En ce vendredi soir qui est le début du samedi juif, un grand silence s’installe autour de la dépouille du crucifié au tombeau. Un grand silence enveloppe ses disciples, éperdus et abattus.

En ce jour, pas de geste sacramentel comme au Jeudi Saint, pas de vénération comme au Vendredi Saint, pas de procession, pas de longues lectures. Les autels sont nus. Les crucifix et statues sont voilés. C’est un jour en creux. Ce n’est pas le moment pour des répétitions au presbytère ou des achats de dernière minute. Dans l’église, le dépouillement dispose au recueillement de l’oraison contemplative. Le tabernacle est ouvert, il n’y a plus rien, sauf l’attente de l’aube bienheureuse.

En ce jour de repos, le fidèle est invité à descendre dans sa « cellule intérieure », comme disait Catherine de Sienne, pour vivre un cœur à cœur amoureux avec le Christ en prolongeant sa prière d’offrande au Père.

Le seul geste qui reste à l’Église c’est le chant. Le chant des psaumes particulièrement.

Et puis, par-dessus tout, il y a le silence de Jésus, le silence du 7ème jour, quand « Tout est accompli ».

L’office des Lectures du Samedi Saint nous fait lire chaque année à ce moment-là une homélie du IV° siècle attribuée à Saint Épiphane de Salamine :

Homélie ancienne pour le grand et Saint Samedi
Éveille-toi, ô toi qui dors !

« Que se passe-t-il ? Aujourd’hui, grand silence sur la terre ; grand silence et ensuite solitude parce que le Roi sommeille. La terre a tremblé et elle s’est apaisée, parce que Dieu s’est endormi dans la chair et il a éveillé ceux qui dorment depuis les origines. Dieu est mort dans la chair et le séjour des morts s’est mis à trembler ».

Ce silence immense nous étreint, nous bouleverse. Il rejoint tous les silences de ces entre-deux qui jalonnent notre route. L’entre-deux qui marque le début d’un deuil.

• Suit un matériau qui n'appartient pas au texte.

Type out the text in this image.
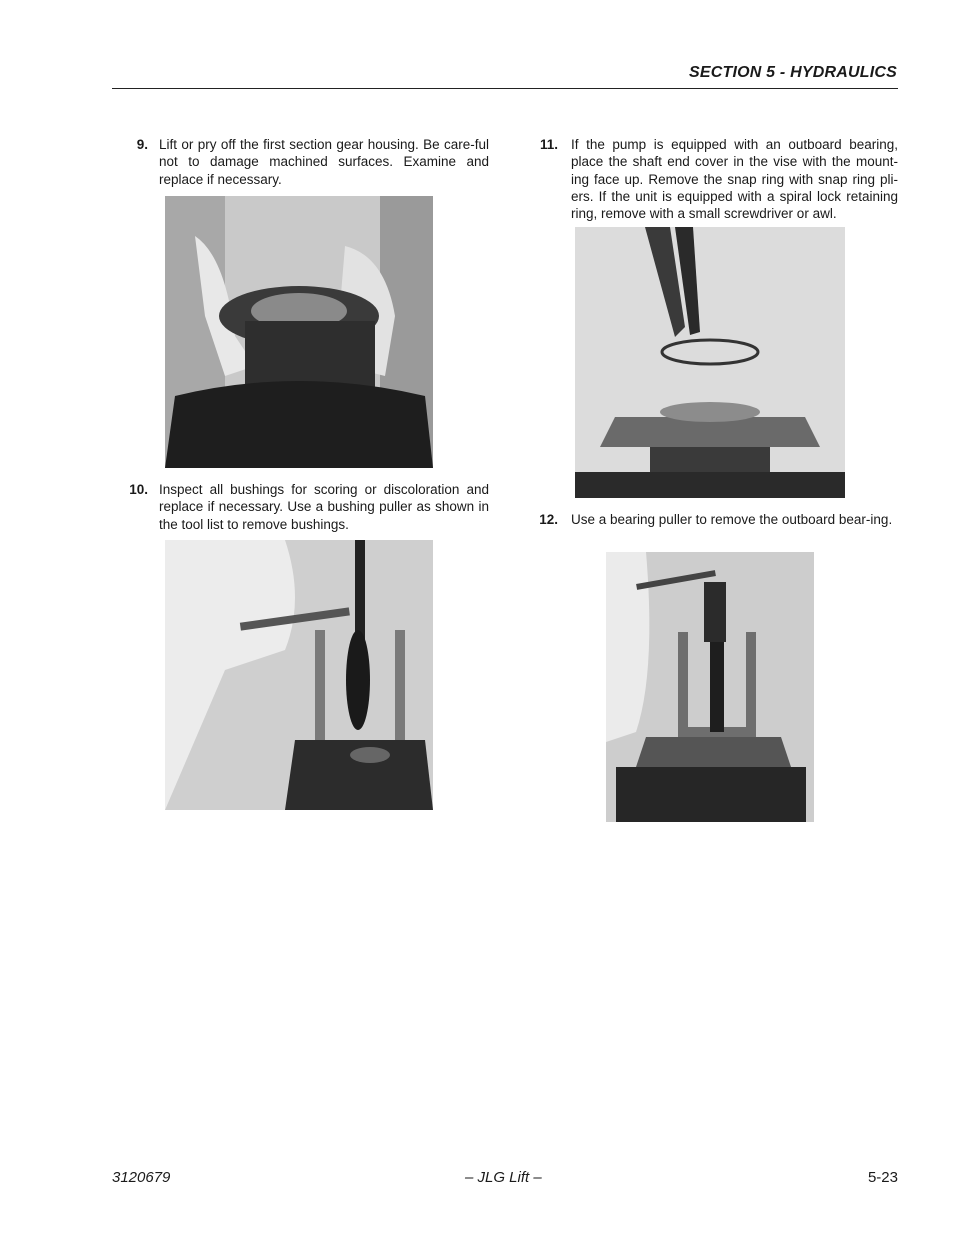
SECTION 5 - HYDRAULICS
9. Lift or pry off the first section gear housing. Be care-ful not to damage machined surfaces. Examine and replace if necessary.
10. Inspect all bushings for scoring or discoloration and replace if necessary. Use a bushing puller as shown in the tool list to remove bushings.
11. If the pump is equipped with an outboard bearing, place the shaft end cover in the vise with the mount-ing face up. Remove the snap ring with snap ring pli-ers. If the unit is equipped with a spiral lock retaining ring, remove with a small screwdriver or awl.
12. Use a bearing puller to remove the outboard bear-ing.
3120679	– JLG Lift –	5-23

L’entre-deux après un éblouissement intense d’où il faut bien redescendre ensuite. L’entre-deux de nos périodes de calme plat, dont nos confinements sanitaires successifs nous ont donné une idée. L’entre-deux du Vendredi saint à Pâques est ce moment-là où il ne se passe plus rien.

On peut conjurer l’angoisse de ce presque-rien en le reliant tout de suite à Pâques. C’est ce que font les anglais par exemple en l’appelant Good Friday (le bon vendredi), ou les suédois en l’appelant Påskaftonen, littéralement « la veille de Pâques ». Mais les Allemands préfèrent insister sur le drame, en le nommant Der Karsamstag  (kara = lamentation, chagrin, deuil), le samedi de la lamentation.

Lors d’une exposition du suaire de Turin en 2010, Benoît XVI avait longuement médité sur ce silence du Samedi Saint, qui dans son caractère obscur parle particulièrement à nos contemporains : « L’humanité est devenue particulièrement sensible au mystère du Samedi Saint. Dieu caché fait partie de la spiritualité de l’homme contemporain (…) comme un vide dans le cœur qui s’élargit toujours plus ».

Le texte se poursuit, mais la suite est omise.